Spruch:
Der Nichtigkeitsbeschwerde wird teilweise Folge gegeben und der im angefochtenen Urteil enthaltene Ausspruch über die Vorhaftanrechnung dahin ergänzt, daß dem Angeklagten gemäß dem § 38 Abs. 1 Z 1 StGB auch die Zeit der polizeilichen Verwahrungshaft am 31. März 1984 von 19.35 Uhr bis 21.07 Uhr auf die verhängte Strafe angerechnet wird.
Im übrigen wird die Nichtigkeitsbeschwerde verworfen. Der Berufung wird nicht Folge gegeben.

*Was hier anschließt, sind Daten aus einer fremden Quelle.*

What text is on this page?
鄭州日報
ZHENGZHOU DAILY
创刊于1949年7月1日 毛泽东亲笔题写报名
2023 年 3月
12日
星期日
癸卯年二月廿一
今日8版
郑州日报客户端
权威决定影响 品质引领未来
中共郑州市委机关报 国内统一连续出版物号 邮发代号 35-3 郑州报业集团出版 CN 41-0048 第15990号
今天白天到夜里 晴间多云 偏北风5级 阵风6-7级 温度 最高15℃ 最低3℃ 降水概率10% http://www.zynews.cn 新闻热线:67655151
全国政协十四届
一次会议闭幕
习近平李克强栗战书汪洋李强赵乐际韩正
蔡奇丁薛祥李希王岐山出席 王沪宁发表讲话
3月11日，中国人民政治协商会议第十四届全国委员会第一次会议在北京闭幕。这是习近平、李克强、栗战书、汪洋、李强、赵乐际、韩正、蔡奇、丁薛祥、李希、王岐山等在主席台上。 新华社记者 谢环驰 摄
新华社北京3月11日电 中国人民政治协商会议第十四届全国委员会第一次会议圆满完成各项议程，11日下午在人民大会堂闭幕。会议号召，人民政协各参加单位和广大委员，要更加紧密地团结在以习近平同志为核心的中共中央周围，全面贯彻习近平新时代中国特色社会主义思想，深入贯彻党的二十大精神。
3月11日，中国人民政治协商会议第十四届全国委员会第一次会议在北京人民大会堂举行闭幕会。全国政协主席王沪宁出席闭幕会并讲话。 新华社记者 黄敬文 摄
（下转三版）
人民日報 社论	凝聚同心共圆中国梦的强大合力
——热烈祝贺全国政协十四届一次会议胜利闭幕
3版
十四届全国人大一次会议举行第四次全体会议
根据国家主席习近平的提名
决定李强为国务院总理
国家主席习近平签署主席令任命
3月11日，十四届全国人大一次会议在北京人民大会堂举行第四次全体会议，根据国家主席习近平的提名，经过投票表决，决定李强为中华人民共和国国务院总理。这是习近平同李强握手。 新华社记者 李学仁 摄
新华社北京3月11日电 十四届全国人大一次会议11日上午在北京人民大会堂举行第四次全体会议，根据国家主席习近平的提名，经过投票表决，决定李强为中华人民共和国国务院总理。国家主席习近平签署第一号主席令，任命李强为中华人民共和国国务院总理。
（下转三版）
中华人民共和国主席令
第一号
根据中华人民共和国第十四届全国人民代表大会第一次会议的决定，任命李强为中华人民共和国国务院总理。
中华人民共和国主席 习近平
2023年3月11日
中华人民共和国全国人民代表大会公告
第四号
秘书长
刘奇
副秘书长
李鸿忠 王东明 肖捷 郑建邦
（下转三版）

Gemäß dem § 390 a StPO fallen dem Angeklagten auch die Kosten des Rechtsmittelverfahrens zur Last.
Text
Gründe:
Mit dem angefochtenen Urteil wurde der am 19.März 1969 geborene Maurerlehrling Joachim Hermann KIS des Verbrechens der Körperverletzung mit tödlichem Ausgang nach den §§ 83 Abs. 1, 86 StGB (A des Urteilsspruches) und des Vergehens der Nötigung nach dem § 105 Abs. 1 StGB (B) schuldig erkannt. Ihm liegt zur Last, am 13. September 1985 in Salzburg (A) Alois T*** (jun.) durch Versetzen eines heftigen Faustschlages gegen den Kopf, wodurch T*** sogleich das Bewußtsein verlor und stürzte, vorsätzlich am Körper verletzt zu haben, wobei die Tat den Tod des Alois T*** an einer Hirnlähmung zur Folge hatte, und (B) Mag. Franz L***, Helmut S*** und Walter U*** mit Gewalt
und durch gefährliche Drohung zum Verlassen des Tatortes (des unter Punkt A angeführten Verbrechens) genötigt zu haben, indem er sich zu ihnen äußerte, sie sollten verschwinden, sonst würde es ihnen genauso ergehen wie dem (schwer verletzt auf dem Boden liegenden) Alois T***, wobei er Mag. Franz L*** einen Fußtritt zu versetzen suchte.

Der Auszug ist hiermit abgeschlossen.